Freising (ur) - Spektakuläre Würfe und schöne Kämpfe sahen die Zuschauer beim letzten Auftritt der Freisinger Judoka in der Bezirksliga in diesem Jahr. Maßgeblichen Anteil daran hatte die starke Mannschaft des ESV Ingolstadt, die die Domstädter verdient mit 14:4 besiegte.

 

Jan Elschen und Wolfgang Widl mussten in der Gewichtsklasse bis 90kg die Überlegenheit ihrer beiden Gegner anerkennen, sodass erst Christian Hamberger durch seinen Sieg mittels Haltegriff seinen Kameraden Grund zum Jubel gab. Obwohl er seinem Kontrahenten Edward Freidenberg gewichtsmäßig  unterlegen war, beherrschte Routinier Andreas Schwaiger seinen Kampf. Daher konnte sich der Ingolstädter  glücklich schätzen, dass er das Unentschieden über die Zeit retten konnte. Schnelle Niederlagen gab es für die Freisinger in der Klasse bis 66kg. Hier fehlte es Marco Mühlhans und Florian Rommel sowohl an Erfahrung als auch an der im Judo notwendigen Aggressivität. Gerade erst von einem Rippenbruch genesen stellte sich Christian Burghartswieser sofort wieder in den Dienst der Mannschaft. Der ehemalige australische Meister zeigte verschiedene Techniken und bezwang seinen Gegner schließlich mittels Schulterrad. Nach den Niederlagen von Tino Kittler und Dominik Kärtner zeigte Chris Luigs im letzten Kampf des ersten Durchgangs  einen couragierten Auftritt, konnte jedoch die Niederlage in der höheren Gewichtsklasse nicht verhindern.  Damit stand es zur Pause 2:7.
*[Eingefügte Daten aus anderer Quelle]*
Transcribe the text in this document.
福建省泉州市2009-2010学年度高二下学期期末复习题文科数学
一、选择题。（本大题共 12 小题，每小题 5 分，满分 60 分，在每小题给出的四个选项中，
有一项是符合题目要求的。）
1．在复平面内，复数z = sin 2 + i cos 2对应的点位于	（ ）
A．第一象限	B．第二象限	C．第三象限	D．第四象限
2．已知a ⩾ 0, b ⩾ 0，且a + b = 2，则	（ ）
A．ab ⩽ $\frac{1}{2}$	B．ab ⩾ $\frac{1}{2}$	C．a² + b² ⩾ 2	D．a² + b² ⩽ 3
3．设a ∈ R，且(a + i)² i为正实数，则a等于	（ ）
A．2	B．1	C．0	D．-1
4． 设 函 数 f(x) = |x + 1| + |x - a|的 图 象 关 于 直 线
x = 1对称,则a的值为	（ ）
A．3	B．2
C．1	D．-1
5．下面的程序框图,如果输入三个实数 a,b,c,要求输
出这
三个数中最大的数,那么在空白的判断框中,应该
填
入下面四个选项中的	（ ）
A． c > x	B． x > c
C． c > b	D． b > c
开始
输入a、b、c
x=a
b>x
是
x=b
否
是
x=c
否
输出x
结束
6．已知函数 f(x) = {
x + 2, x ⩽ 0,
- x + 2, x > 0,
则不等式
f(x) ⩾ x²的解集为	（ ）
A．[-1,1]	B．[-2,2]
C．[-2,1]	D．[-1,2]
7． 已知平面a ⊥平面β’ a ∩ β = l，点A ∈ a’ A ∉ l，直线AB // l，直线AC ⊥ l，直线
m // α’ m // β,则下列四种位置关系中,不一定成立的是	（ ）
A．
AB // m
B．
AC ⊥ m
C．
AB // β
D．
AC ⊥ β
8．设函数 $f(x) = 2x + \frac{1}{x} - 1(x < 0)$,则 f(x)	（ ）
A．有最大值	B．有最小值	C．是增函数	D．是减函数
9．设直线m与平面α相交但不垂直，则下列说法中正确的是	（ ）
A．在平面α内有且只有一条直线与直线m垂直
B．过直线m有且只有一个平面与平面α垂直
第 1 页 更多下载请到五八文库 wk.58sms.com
Drei Niederlagen zu Beginn der zweiten Hälfte sorgten  bereits für die Entscheidung. Schön anzusehen war der Fußwurf, mit dem Wolfgang Widl schon nach 10 Sekunden buchstäblich von der Matte gefegt wurde.  Auch Andreas Schwaiger tat sich unerwartet schwer gegen Matthias Pötzl. Doch schließlich besiegte der Bodenspezialist seinen Gegner in gewohnter Manier mittels Haltegriff. Marco Mühlhans kämpfte beherzt gegen Denis Tsonidis, verlor jedoch mit einem spektakulären Kopfwurf. Regionalligakämpfer Christian Burghartswieder benötigte Zeit, um sich auf seinen Gegner einzustellen, gewann letztendlich jedoch souverän durch einen blitzschnellen Schulterwurf. In einem ausgeglichenen und spannenden Kampf trennten sich Chris Luigs und Patrik Fixmer unentschieden, während Tino Kittner gegen Dennis Meißner durch einen schönen Hüftwurf unterlag. Dominik Kärtner verlor im letzten Kampf gegen das U20-Bayernkadermitglied Robert Kohlhuber durch einen Schenkelwurf (Uchi-Mata)  mit anschließender Würgetechnik.

Die Freisinger Judoka werden die Saison im Mittelfeld der Tabelle abschließen, was gegenüber dem Vorjahr ein  Erfolg ist. Positiv war die Entwicklung von Chris Luigs und Jan Elschen, die sich beide gegenüber der letzten Saison stark verbessert haben. Es bleit das Manko der Mannschaft, dass der Nachwuchs noch nicht in der Lage ist, in die Bresche zu springen, wenn es die Leistungsträger ebenfalls mit starken Gegner zu tun bekommen. Hier wartet auf Trainer Stefan Steinsdorfer noch viel Arbeit, um das Potential der Mannschaft zu heben.